These sub-zero temperatures have meant no school for thousands of kids across Michiana. While many enjoy a day off, South Bend School Corporation staffers are working to make sure everything is up and running for Wednesday's scheduled return to class.
One of the priorities for the South Bend Schools is to make sure its’ 300 school buses are up and running Wednesday. The wind chill advisory that kept kids home for the past couple of days is lifted. Now the schools are concentrating on making sure buses work and classrooms are warm.
A "cold day" might be a day off in the comforts of home for thousands of area kids, but it's also causing many people to put in an extra long and cold work day.
“We need to be on time Wednesday, these buses need to get out of the gate in time and run on their routes on time, so the kids don't stand out very long,” says Judith Dahlstrom, Director of Transportation for South Bend Schools.
In order to ensure that these diesel engine buses are working Wednesday, mechanics are running each bus for about 45 minutes. “Tomorrow morning the mechanics will be in about 4 AM to re-start the buses and have them running when the drivers get here about 6 AM,” says Dahlstrom.

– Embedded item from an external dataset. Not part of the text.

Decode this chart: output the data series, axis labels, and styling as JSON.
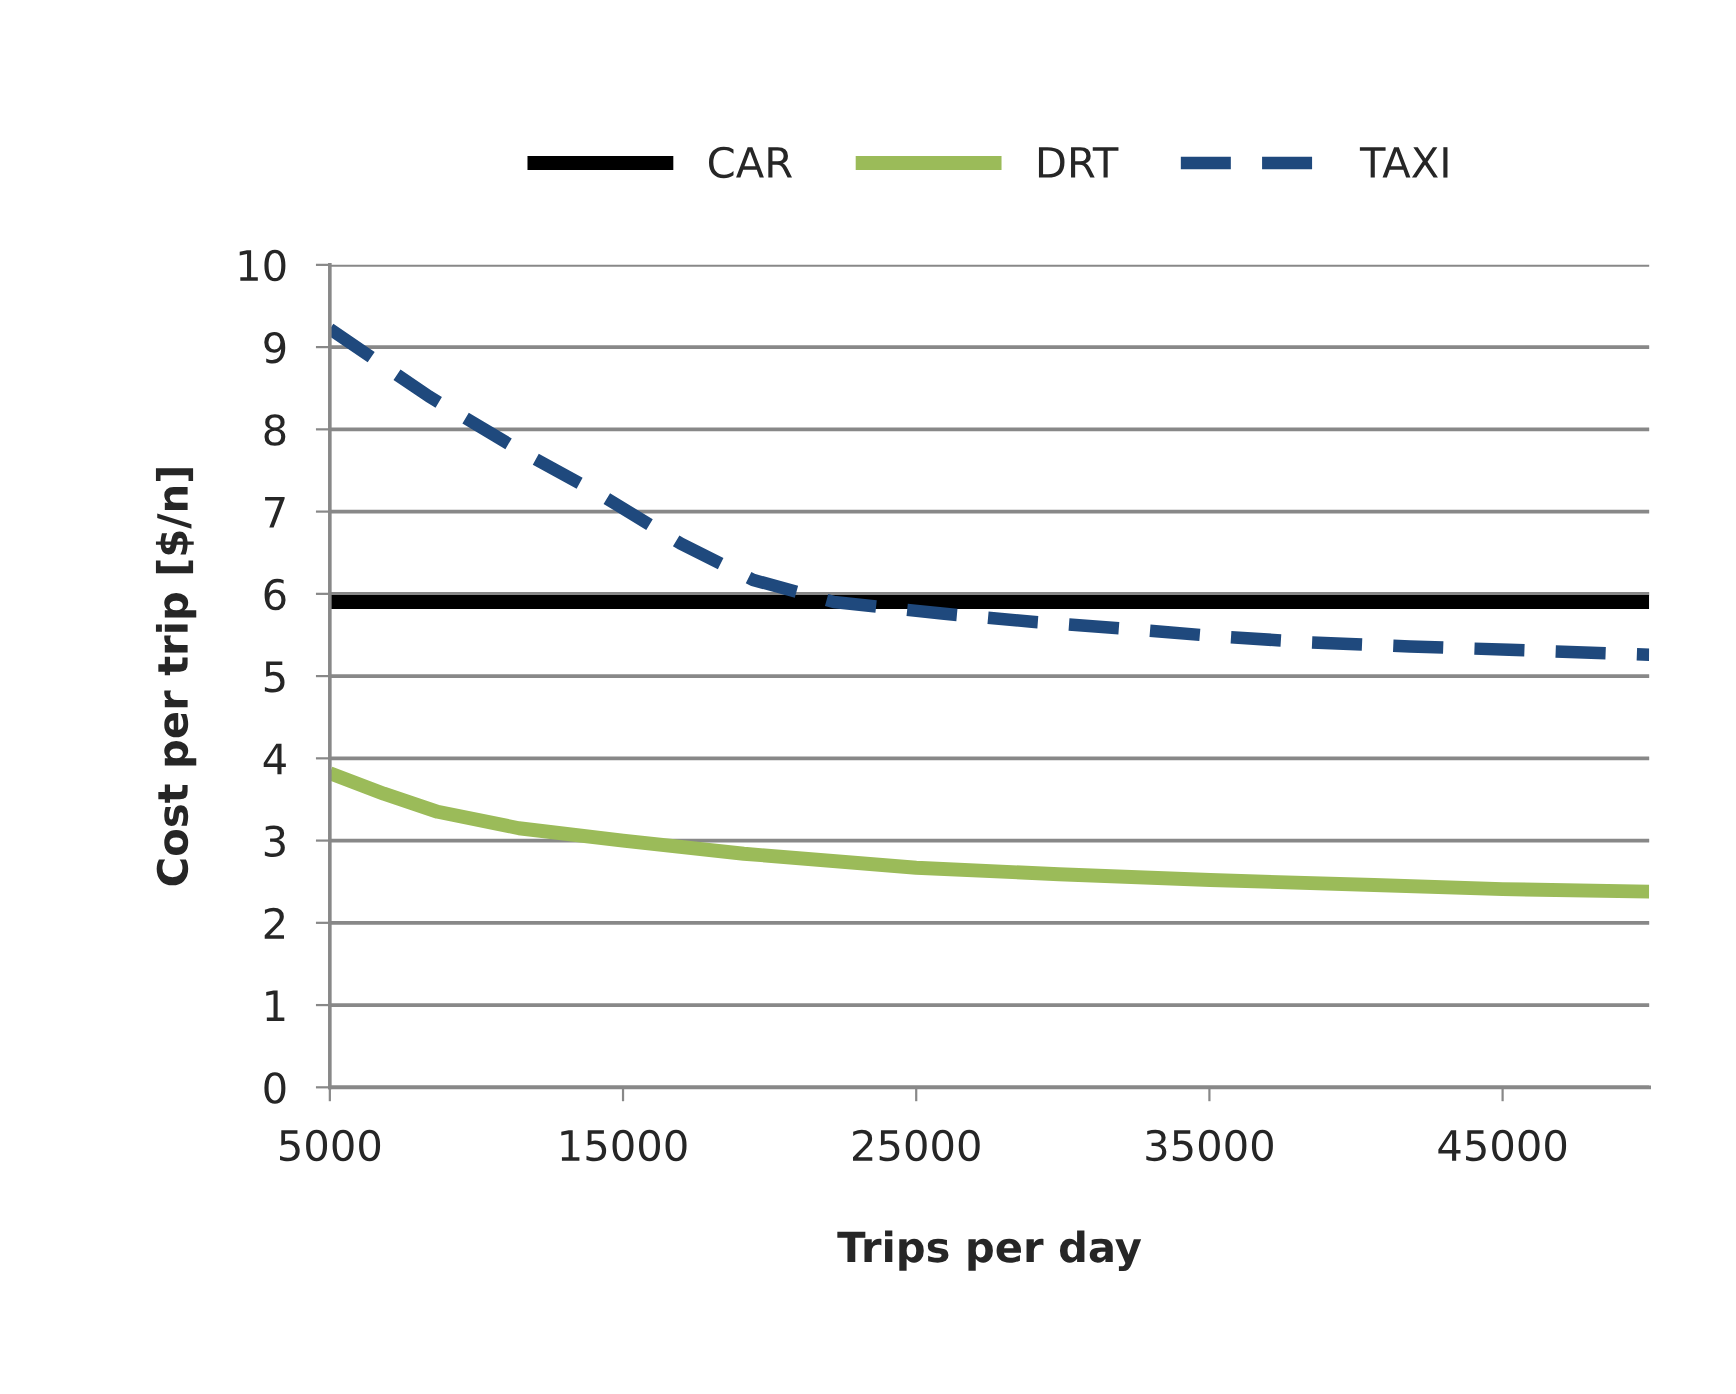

And across town, at Jefferson School, staff are closely monitoring the heat. You could this program the "mother" of all thermostats. “Which we can monitor 80 percent of our buildings from our computer on our desk, and see what's going on as far as temps and any problems,” says Mike Szymanski, Director of Capital Projects for South Bend Schools.
Jefferson is just one of the School Corporation's 40 buildings. With the Energy Management System or EMS, staff can check out every building within about 10 minutes. Maintenance and staff are also doing walk throughs and keeping a close eye on pipes, which could potentially freeze and burst.

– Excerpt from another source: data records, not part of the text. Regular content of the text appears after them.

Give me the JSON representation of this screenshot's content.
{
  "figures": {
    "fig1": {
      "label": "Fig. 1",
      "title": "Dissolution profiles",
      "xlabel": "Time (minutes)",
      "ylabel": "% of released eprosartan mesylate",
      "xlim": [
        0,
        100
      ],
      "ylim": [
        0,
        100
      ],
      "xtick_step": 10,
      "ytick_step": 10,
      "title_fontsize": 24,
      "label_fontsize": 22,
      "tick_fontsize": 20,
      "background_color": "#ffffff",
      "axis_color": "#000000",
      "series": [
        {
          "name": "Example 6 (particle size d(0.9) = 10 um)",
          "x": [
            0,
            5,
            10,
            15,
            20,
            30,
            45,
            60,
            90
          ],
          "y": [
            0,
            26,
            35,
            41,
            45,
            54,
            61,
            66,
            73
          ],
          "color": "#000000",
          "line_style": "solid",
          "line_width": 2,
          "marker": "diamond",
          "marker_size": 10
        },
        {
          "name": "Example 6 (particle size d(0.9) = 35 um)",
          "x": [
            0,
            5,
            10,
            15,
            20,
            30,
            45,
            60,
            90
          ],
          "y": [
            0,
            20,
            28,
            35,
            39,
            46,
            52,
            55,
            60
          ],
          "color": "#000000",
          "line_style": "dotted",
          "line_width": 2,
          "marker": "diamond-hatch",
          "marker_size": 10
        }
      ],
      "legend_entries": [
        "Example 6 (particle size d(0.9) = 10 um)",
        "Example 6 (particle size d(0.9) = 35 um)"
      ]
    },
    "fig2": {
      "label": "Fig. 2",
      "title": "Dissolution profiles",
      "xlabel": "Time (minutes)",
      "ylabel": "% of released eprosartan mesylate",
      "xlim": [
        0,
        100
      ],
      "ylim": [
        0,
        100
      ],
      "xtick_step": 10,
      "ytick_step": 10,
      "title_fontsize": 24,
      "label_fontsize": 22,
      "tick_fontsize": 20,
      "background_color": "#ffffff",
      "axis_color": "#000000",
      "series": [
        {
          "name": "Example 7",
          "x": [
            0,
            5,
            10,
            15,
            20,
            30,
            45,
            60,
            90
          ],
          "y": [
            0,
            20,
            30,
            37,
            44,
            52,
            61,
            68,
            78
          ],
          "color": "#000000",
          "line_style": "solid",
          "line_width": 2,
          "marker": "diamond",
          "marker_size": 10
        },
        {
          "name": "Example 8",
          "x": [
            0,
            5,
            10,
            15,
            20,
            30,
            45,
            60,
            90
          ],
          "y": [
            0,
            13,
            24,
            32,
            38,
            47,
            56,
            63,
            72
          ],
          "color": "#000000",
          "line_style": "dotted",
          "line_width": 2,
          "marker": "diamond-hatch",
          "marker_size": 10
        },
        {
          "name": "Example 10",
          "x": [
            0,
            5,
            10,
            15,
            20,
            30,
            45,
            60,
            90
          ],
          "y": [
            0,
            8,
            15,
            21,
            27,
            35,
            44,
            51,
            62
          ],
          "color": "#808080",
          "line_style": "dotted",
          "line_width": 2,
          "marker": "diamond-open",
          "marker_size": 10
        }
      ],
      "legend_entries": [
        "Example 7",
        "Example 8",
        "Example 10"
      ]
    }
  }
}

“You do worry about it more, especially over the weekend, when people are away during weekends; that is when you worry. As long as somebody is in the building, you can catch problems pretty fast,” adds Szymanski.
So when these halls fill up again with students and teachers tomorrow, everyone can get straight to the business of learning, instead of worrying about the temperature.
As far as the buses go, Dahlstrom says they will run the spare buses in case they have a problem with the others. They will also have "chase" buses throughout town, in case one bus is delayed, another can pick kids up so they don't have to wait long in the cold.
In case you were wondering, those days are not built into the normal schedule, so that means the days must be added to the end of the school year.